Tuesday, December 9, 2014

HEAVENLY LIAISONS


Relationships are made in heaven, beginning as the sweet promise of a new beginning and progressing into a perplexing entanglement.
 ‘Relationship’ is such a bland word. What we mean by it is really quite modern. We are aware of what goes on psychologically between people in a way our grandparents never were, so there are no old fashioned synonyms for the modern meaning of ‘relationship’. Our forefathers had no language and therefore no insight into the subtleties we perceive. Relationships were defined socially, not psychologically: you were a wife, a husband, a mother, a cousin – and that was that. Only the perceptive Victorian novelist gave us more subtle views.
Since, say the 1950s, many social categories began to break down, which left us in something of a muddle. Couples were living together in all kinds of arrangements. The categories gone, we were force to look more at the nuances that hold people together or spit them apart.
The human psyche is a vast vortex of unfathomable depths, constantly changing. Indifference and kindness, meanness and generosity vie with each other in the hidden caverns of my soul. But in close relationships my darker shades wake up with hints of passion and hate that I have never encountered before, surprising both of us.
More than anything else, relationships are where the great drama of childhood dependency is reenacted and played out. Of course, relationships are also much more than this. But the hidden reemergence of childhood dependency and the infant determination to get what I want triggers the turmoil with our loved one, most often without our realising the connection with the past.
A child comes into the world with two basic requirements. The first is to grow and develop in the way it needs to; the second is to be protected and looked after as it does so. The first is the need for freedom; the second is the fact of dependency.
To be free and grow in my own way means to be independent and self sufficient. And so, as I grow up, anything that reminds me of depenancy is likely to be suppressed and denied – “I wish Mum would stop fussing over me.” But there is another aim of childhood that persists throughout my life: and that is to be safe, to have someone that I can depend on. Safety in childhood essentially means the confidence that I will be looked after and cared for no matter what – what we know as unconditional love.
So, in my early years I have two basic ‘wants’ in opposition: to be free and to be dependant.

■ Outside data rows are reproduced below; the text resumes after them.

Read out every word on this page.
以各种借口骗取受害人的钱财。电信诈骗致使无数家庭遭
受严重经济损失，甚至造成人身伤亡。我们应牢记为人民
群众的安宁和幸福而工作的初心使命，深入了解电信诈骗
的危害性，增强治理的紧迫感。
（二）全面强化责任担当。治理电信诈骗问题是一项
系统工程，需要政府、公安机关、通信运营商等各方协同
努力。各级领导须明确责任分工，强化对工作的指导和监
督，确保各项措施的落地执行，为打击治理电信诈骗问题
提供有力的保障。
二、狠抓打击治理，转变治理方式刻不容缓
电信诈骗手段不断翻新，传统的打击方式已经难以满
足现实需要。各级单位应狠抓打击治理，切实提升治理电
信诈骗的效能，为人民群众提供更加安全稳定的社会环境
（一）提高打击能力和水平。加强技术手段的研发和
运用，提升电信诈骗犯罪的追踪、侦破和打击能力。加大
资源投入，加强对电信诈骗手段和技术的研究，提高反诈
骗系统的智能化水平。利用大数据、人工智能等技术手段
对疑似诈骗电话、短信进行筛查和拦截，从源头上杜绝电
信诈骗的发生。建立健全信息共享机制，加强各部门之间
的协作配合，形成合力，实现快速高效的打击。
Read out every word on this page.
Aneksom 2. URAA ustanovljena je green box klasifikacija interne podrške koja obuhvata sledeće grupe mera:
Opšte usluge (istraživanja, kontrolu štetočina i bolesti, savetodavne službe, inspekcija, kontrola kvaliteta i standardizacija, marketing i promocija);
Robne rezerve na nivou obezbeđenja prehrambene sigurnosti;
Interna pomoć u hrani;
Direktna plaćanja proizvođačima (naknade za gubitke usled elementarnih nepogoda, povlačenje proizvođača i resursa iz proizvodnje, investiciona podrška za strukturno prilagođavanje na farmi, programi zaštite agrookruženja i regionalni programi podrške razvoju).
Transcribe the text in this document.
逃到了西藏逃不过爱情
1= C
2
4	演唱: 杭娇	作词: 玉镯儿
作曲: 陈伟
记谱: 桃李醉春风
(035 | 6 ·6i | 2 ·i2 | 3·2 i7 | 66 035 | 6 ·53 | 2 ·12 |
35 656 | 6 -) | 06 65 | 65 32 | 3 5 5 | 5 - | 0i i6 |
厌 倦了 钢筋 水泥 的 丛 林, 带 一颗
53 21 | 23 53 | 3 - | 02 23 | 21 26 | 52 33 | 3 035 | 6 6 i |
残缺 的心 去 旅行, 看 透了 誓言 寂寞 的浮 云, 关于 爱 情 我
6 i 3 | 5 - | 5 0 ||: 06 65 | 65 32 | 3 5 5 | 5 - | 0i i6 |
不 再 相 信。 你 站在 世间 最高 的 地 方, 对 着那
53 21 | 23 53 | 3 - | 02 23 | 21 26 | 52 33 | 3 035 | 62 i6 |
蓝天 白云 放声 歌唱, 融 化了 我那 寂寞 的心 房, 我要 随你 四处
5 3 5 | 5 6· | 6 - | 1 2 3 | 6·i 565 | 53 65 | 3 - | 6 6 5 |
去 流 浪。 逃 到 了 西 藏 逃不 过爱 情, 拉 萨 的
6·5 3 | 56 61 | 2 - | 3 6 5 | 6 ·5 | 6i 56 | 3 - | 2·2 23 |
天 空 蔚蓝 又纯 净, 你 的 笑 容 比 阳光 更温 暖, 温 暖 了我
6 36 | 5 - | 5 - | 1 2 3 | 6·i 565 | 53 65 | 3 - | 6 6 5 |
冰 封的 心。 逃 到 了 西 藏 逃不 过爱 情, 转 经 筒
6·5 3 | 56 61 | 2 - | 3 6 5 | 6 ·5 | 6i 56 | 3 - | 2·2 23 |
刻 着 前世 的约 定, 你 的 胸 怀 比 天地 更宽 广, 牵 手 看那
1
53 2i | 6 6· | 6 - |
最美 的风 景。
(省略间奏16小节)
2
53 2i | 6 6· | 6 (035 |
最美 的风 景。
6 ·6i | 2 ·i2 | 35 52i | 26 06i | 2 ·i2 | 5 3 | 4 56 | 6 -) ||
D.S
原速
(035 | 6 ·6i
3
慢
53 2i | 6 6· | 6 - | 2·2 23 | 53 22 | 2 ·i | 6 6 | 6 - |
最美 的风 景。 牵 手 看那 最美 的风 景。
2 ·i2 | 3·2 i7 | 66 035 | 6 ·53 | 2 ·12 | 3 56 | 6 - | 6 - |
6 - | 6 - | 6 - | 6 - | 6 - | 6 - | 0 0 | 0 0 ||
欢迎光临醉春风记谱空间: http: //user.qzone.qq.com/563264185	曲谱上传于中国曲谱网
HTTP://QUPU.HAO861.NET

These basic necessities are once again restimulated by coming into an intimate relationship later in life. The old longings are fuelled by new hope and desire which have all the power of those first vital connections – and all the conflicts and disappointments too. The sweet promise is that I will be unconditionally loved and also given the freedom to be myself.
Our actual experience in childhood meets the inevitable frustrations of those expectations; and it all gets fired up again in later-life’s intimate relationships. The very same patterns develop.
Both grown-up parties in a relationship have the same basic urge: how to be independent and free and, at the same time demanding care and love. How we get along together depends on how we both unconsciously negotiate this problem. I say ‘unconsciously’ because the dynamics of both ‘pasts’ are involved below awareness. Each person lives in the bubble of their past, limiting their perception of the other.
If a relationship is lucky it might survive long enough for the long process of adaptation. This is a process where states of muddle and clarity, conflict and resolution, alternate until there is a settling down where the old demands and conflicts of childhood begin to lessen.
There are some interesting aspects to this coalescing dynamic where couples adjust to each other. For example, one partner, lets say the woman, may be in therapy and the other, the man, is resistant to the idea. Eventually, the woman’s progress in therapy has a beneficial effect on him. He is forced to change, to begin to look at himself, without any direct attempt to change him.
 What changes him is who his partner is becoming.
He discovers that it is no longer possible to control her in the way he used to. He cannot secretly secure his need to be looked after by keeping her in the role of surrogate mother. The woman begins to experience the freedom to grow in the way she needs to. He goes through all his old rage and fear of abandonment, but eventually, when he breaks through, he too will have a similar sense of freedom.
Lucky are the couple who get thus far – but it takes persistent psychological work on someone’s part.
Why is it, I ask myself, that we seldom find the opposite situation: i.e. where it is the man who seeks change in the relationship and the woman who resists. Why is it so rare for a man to seek change by promoting communication as a solution?
Let me guess an answer: perhaps as a rule men are more afraid of self exposure.  A man might more easily take the plunge into another relationship as a way out, seeking freedom and love elsewhere. Perhaps a man is more likely to suddenly choose this route rather than talking things out and risk the exposure of his dependency that this might entail, an exposure that could fatally erode his ego-image. As John Kirwan said, ‘All Blacks Don’t Cry’ – a sad hint of what it means to be a man.
Self exposure is harder for a man who has spent his life rejecting the weakness and the dependency aspect of his personality. For it is true that deeper communication, such as person-centred work, exposes one’s weaknesses.
Fear of self-disclosure is not the prerogative of men. A woman can just as easily be stifled, uneasy about self disclosure because of early abuse or rigidity of upbringing, precipitating a protective shell around them.
Whatever the individual patterns, the process of self-disclosure and exposure is what is needed in both partners if the relationship is to work.